Saturday, June 25, 2011

101 Marking Trees the Easy Way

Riding in a copter is kind of a neat experience and it wasn’t long after I started working with Les McMullen that the opportunity came my way. The research that Les was doing required that any bark beetle infestations within a certain distance to our study had to be eliminated. Copters were used, because ground surveillance for these spot infestations was time consuming and uncertain.

This particular morning we took off in a Bell Jet Ranger and in about fifteen minutes were at the jobsite. The ride to the site was fun and exciting, and to make the job easier when we got to the work site, Les had asked the pilot to take the doors off. Because of the rounded shape of the Bell’s body you were in fact partly sitting over nothing and could easily look down on the tops of the pine trees below.

This was kind of cool but only for a very few minutes as the pilot in following Les’ directions kept circling back and forth and you felt like a tether ball at the end of a rope. This however made it easy for Les in the meantime to fling rolls of adding machine tape out of the open doorway onto the infected pine trees for locating later by foot.

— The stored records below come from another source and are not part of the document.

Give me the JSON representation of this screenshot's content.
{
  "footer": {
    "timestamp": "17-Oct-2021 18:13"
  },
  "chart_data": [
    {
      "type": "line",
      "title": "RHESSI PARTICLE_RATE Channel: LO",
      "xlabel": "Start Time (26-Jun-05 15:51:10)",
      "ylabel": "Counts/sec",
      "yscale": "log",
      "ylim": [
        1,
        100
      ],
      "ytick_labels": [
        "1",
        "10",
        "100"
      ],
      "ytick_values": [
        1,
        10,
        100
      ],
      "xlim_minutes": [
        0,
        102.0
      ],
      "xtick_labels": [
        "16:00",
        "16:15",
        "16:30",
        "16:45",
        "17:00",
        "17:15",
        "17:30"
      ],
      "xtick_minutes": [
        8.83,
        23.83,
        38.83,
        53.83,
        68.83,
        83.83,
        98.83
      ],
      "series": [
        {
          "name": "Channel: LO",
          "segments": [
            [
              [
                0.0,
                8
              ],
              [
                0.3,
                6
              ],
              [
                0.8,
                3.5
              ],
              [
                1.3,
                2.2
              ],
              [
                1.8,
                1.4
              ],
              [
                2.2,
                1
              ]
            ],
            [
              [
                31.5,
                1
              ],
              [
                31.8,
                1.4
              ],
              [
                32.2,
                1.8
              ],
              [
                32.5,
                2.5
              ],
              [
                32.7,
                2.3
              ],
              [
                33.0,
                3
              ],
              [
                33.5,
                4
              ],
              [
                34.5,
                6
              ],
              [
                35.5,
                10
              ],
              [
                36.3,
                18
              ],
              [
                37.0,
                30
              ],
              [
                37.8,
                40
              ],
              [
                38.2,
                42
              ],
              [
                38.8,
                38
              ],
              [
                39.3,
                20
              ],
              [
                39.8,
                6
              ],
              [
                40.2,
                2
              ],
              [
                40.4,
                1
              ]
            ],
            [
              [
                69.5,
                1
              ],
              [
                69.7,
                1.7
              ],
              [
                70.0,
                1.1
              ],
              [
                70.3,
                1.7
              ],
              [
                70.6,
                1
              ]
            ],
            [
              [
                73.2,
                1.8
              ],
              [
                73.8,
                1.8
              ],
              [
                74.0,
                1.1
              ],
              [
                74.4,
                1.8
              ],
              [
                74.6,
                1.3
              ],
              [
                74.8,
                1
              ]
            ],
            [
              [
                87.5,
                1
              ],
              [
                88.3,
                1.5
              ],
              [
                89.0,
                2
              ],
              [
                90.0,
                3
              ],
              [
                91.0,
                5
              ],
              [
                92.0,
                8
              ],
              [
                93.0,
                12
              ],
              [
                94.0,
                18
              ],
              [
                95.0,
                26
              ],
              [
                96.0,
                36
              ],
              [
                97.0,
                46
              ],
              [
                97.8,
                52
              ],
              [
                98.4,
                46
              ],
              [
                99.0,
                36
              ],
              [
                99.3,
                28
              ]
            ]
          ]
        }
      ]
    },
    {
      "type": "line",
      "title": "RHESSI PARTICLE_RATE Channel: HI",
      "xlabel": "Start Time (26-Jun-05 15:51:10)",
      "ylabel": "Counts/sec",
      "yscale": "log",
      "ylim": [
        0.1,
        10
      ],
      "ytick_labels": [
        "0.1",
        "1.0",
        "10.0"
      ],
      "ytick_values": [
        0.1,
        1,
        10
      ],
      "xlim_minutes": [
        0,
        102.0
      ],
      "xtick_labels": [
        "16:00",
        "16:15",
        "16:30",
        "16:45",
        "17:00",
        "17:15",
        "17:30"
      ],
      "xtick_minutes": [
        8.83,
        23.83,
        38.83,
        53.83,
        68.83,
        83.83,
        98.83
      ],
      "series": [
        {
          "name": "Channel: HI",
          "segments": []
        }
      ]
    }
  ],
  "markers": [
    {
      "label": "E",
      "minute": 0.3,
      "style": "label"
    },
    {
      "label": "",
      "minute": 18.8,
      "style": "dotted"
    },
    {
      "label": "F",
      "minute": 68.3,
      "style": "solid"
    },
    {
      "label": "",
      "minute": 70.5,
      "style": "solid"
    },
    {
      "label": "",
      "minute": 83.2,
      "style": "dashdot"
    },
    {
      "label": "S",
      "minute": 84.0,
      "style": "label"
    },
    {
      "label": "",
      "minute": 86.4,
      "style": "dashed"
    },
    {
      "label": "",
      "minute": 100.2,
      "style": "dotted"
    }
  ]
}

When I stated this was cool for a few minute I really meant seconds as the motion immediately overwhelmed my senses and I became as sick as a dog, maybe even sicker, if that were possible. I thought I was going to toss my cookies any second, but mercifully we were finished with that part of the operation and my head stopped spinning as we soon headed back to the airport.



You can’t believe how glad I was to climb out of the copter and wobble over to the pickup for the drive to the plot.